Doctor of Philosophy (Ph.D.)

First Committee Member

Thomas R. Malek - Committee Chair


IL-2 is essential for T cell expansion and effector cell development in vitro and for the generation and maintenance of Treg cells in vivo. In our attempts to identify differentially expressed molecules dependent on IL-2 in activated T cells, DNA microarray analysis identified Blimp-1 as one such target. Blimp-1 is minimally expressed in naive T cells but highly induced in activated T cells. Time-course experiments indicate that Blimp-1 is induced between 24 and 48 hr after stimulation through TCR and costimulatory molecules.
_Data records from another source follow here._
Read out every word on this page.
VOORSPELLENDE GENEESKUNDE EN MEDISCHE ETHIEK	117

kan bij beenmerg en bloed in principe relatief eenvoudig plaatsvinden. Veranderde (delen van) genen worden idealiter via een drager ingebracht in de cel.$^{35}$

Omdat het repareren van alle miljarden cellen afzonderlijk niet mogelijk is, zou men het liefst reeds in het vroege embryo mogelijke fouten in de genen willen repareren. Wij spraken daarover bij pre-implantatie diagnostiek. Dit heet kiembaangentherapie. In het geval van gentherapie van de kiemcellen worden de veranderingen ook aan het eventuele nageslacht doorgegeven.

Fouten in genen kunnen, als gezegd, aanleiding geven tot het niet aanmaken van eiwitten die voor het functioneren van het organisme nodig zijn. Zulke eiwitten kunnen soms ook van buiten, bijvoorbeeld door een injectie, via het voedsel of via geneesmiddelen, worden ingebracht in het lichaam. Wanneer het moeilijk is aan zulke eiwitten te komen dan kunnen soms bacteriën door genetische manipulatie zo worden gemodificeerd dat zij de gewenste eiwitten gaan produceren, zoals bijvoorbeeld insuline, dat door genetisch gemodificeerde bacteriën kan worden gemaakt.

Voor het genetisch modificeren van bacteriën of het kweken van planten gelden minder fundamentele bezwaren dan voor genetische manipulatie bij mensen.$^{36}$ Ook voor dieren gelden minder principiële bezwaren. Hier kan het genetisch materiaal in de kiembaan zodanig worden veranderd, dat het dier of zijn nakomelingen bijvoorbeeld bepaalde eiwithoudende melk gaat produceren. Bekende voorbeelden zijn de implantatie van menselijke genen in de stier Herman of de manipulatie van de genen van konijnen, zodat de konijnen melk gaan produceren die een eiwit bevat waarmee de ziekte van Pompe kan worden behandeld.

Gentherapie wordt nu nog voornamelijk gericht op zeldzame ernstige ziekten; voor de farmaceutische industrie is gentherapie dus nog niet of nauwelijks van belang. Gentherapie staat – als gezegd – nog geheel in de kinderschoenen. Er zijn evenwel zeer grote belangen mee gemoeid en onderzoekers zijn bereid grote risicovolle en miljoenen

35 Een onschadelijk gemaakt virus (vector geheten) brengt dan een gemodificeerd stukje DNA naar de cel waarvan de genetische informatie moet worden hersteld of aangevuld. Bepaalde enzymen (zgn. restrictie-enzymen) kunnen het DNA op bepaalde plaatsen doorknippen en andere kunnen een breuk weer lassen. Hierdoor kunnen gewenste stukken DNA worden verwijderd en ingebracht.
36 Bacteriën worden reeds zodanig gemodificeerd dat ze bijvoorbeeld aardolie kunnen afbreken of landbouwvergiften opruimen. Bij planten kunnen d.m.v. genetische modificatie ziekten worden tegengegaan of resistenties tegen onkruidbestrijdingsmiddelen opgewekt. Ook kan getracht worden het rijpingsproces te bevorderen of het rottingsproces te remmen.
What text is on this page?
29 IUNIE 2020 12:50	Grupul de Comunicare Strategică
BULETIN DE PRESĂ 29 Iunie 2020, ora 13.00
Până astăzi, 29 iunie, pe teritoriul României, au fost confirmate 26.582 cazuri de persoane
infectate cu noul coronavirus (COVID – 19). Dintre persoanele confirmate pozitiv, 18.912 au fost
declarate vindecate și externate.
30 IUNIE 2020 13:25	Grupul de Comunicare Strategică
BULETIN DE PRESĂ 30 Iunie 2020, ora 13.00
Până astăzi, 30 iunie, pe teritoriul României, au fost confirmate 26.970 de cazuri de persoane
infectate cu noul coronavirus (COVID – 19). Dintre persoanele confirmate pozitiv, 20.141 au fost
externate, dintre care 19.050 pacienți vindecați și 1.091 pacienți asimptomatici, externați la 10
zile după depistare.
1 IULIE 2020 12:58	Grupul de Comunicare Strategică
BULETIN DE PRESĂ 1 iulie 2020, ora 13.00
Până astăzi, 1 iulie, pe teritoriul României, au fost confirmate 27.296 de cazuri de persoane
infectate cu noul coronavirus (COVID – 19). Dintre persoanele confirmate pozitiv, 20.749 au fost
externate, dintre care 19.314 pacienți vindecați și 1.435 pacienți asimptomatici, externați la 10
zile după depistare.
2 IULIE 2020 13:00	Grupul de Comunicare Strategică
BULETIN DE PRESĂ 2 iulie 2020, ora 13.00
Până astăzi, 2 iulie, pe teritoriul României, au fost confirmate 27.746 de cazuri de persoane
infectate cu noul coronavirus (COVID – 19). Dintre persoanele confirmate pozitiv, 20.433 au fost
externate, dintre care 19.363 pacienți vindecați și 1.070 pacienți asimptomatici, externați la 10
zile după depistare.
Blimp-1 expression mainly depends on IL-2, as T blasts cultured with anti-IL-2 and activated T cells with defective IL-2Rbeta signaling did not express Blimp-1. This cytokine dependency for Blimp-1 expression is not restricted to IL-2, because exogenous IL-4 or IL-12 also induces Blimp-1, even though to a less extent.For activated T cells that expressed less IL-2, Blimp-1 expression was higher, correlating Blimp-1 with the inability to properly produce IL-2. Activated T cells that were transduced with Blimp-1 produced less IL-2 and inhibited an IL-2 reporter construct consisting of 8.4-kb 5'-upstream DNA sequence of the IL-2 gene, while granzyme B and CD25 expression were somewhat enhanced. These findings indicate that IL-2 inhibits its own production through a Blimp-1-dependent negative feedback regulation loop while promoting a T effector cell phenotype.Of the three major pathways downstream of IL-2, both Stat5 and PI3K, not MAPK, contribute to Blimp-1 induction and IL-2 down-regulation, since ectopic expression of constitutively-active Stat5 enhanced Blimp-1 expression while down regulating IL-2 whereas PI3K inhibitor, not MAPK inhibitor, abolished Blimp-1 expression while increasing IL-2 production. However, Stat5 itself is not sufficient to induce Blimp-1 or down-regulate IL-2 in activated T cells with defective IL-2Rbeta, suggesting that other factors are needed for Stat5 to induce Blimp-1 and subsequently inhibit IL-2.Our discovery that IL-2 controls its own production through a Blimp-1-dependent negative feedback regulation loop helps explain the transient nature of IL-2 production during immune responses. Moreover, as Blimp-1-deficient T cells in vivo exhibit dysregulated T cell homeostasis and autoimmunity, our findings also raise the possibility that improper regulation of IL-2 production may contribute to these pathological abnormalities.